Yet another plus: many are studying the historical roots of Spiritual Formation and are thereby looking to the past with a view to learning better how to live in the present. This is a huge change over even a few years ago. This, in turn, reenforces the long view in people so they can see their formation as a life process containing highs and lows, sprints of growth mixed with disconcerting setbacks, loneliness, struggle, hopes dashed and revived again, and more. This is (and always has been) the process of growth in the Spirit, and we do not help people by hiding this reality from them. Another fallout to this reconnecting to the past is that many are searching for new forms of community life that are adequate for the loving accountability inherent in Spiritual Formation.

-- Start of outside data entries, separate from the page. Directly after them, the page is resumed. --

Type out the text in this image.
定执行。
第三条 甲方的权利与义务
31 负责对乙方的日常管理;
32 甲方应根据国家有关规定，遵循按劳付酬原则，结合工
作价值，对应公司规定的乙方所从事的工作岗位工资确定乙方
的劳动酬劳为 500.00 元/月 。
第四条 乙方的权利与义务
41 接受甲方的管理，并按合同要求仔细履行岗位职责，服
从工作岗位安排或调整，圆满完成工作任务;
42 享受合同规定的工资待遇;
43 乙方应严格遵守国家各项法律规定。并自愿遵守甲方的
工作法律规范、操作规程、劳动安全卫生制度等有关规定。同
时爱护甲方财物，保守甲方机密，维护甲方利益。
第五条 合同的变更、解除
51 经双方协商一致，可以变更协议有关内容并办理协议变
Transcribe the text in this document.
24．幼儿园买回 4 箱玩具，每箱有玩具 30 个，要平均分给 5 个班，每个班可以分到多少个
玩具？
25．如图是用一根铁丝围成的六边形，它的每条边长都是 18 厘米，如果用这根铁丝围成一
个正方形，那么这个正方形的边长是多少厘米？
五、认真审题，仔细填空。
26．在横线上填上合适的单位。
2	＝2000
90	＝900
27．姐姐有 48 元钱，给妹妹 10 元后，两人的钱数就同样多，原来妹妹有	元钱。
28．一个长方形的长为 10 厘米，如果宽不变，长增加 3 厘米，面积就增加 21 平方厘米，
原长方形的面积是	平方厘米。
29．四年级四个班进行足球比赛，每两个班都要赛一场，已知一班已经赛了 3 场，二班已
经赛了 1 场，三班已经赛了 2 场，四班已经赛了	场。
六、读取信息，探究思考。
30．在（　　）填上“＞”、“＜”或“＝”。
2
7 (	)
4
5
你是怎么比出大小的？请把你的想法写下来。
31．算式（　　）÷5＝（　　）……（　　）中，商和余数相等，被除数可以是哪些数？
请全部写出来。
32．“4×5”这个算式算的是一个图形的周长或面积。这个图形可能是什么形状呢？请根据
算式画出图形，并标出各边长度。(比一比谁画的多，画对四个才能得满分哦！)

On balance we can be encouraged by the new interest in Spiritual Formation because of the possibilities it affords many more people to see discipleship to Jesus as both the norm and the normal way of life for the Christian. At the same time we should be forewarned that in the days ahead many things will be passed off under the rubric of Spiritual Formation that will not even be close to its central concern.

FORMED, CONFORMED, TRANSFORMED

Hence it is all the more critical that we be clear about what we mean by Spiritual Formation. When Paul said to the Galatians, “I am in the pain of childbirth until Christ is formed in you” he was speaking of Spiritual Formation. When he told the Romans, “Those whom (God) foreknew he also predestined to be conformed to the image of his son,” he was speaking of Spiritual Formation. When he reminded the Corinthians that “All of us, with unveiled faces, seeing the glory of the Lord as though reflected in a mirror, are being transformed into the same image” he was speaking of Spiritual Formation (Gal. 4:19, Rom. 8:29, 2 Cor. 3:18; emphasis added in all three). So what is Spiritual Formation? Spiritual Formation is the continuing process of life and experience through which we are progressively formed, conformed, and transformed into the image of Jesus Christ.

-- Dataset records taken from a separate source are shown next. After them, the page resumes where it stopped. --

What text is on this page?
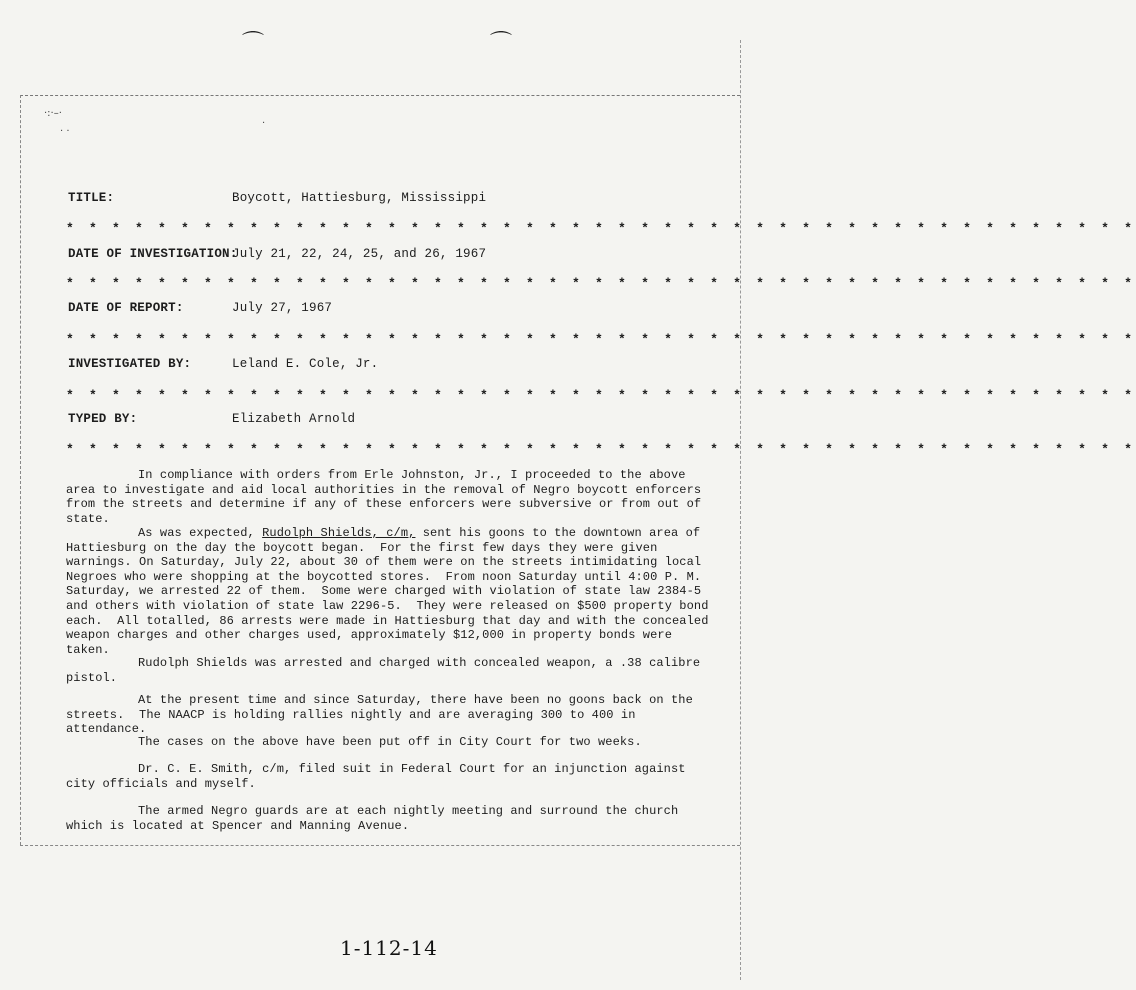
⌒	⌒
·:·–·
· ·
·
TITLE:	Boycott, Hattiesburg, Mississippi
* * * * * * * * * * * * * * * * * * * * * * * * * * * * * * * * * * * * * * * * * * * * * * *
DATE OF INVESTIGATION:
July 21, 22, 24, 25, and 26, 1967
* * * * * * * * * * * * * * * * * * * * * * * * * * * * * * * * * * * * * * * * * * * * * * *
DATE OF REPORT:	July 27, 1967
* * * * * * * * * * * * * * * * * * * * * * * * * * * * * * * * * * * * * * * * * * * * * * *
INVESTIGATED BY:	Leland E. Cole, Jr.
* * * * * * * * * * * * * * * * * * * * * * * * * * * * * * * * * * * * * * * * * * * * * * *
TYPED BY:	Elizabeth Arnold
* * * * * * * * * * * * * * * * * * * * * * * * * * * * * * * * * * * * * * * * * * * * * * *
In compliance with orders from Erle Johnston, Jr., I proceeded to the above area to investigate and aid local authorities in the removal of Negro boycott enforcers from the streets and determine if any of these enforcers were subversive or from out of state.
As was expected, Rudolph Shields, c/m, sent his goons to the downtown area of Hattiesburg on the day the boycott began.  For the first few days they were given warnings. On Saturday, July 22, about 30 of them were on the streets intimidating local Negroes who were shopping at the boycotted stores.  From noon Saturday until 4:00 P. M. Saturday, we arrested 22 of them.  Some were charged with violation of state law 2384-5 and others with violation of state law 2296-5.  They were released on $500 property bond each.  All totalled, 86 arrests were made in Hattiesburg that day and with the concealed weapon charges and other charges used, approximately $12,000 in property bonds were taken.
Rudolph Shields was arrested and charged with concealed weapon, a .38 calibre pistol.
At the present time and since Saturday, there have been no goons back on the streets.  The NAACP is holding rallies nightly and are averaging 300 to 400 in attendance.
The cases on the above have been put off in City Court for two weeks.
Dr. C. E. Smith, c/m, filed suit in Federal Court for an injunction against city officials and myself.
The armed Negro guards are at each nightly meeting and surround the church which is located at Spencer and Manning Avenue.
1-112-14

Now, the truth of the matter is that everything we come in contact with forms our spirit, rightly or wrongly. Whether we like it or not, all of us are being formed in one way or another. In fact, in many cases the word “deformed” would be more accurate—the “Heaven’s Gate” group being a recent tragic case in point. Where this is true, we must add the crucial aspect of “re-formation.” (Which, by the by, is what concerned Martin Luther and the other reformers.)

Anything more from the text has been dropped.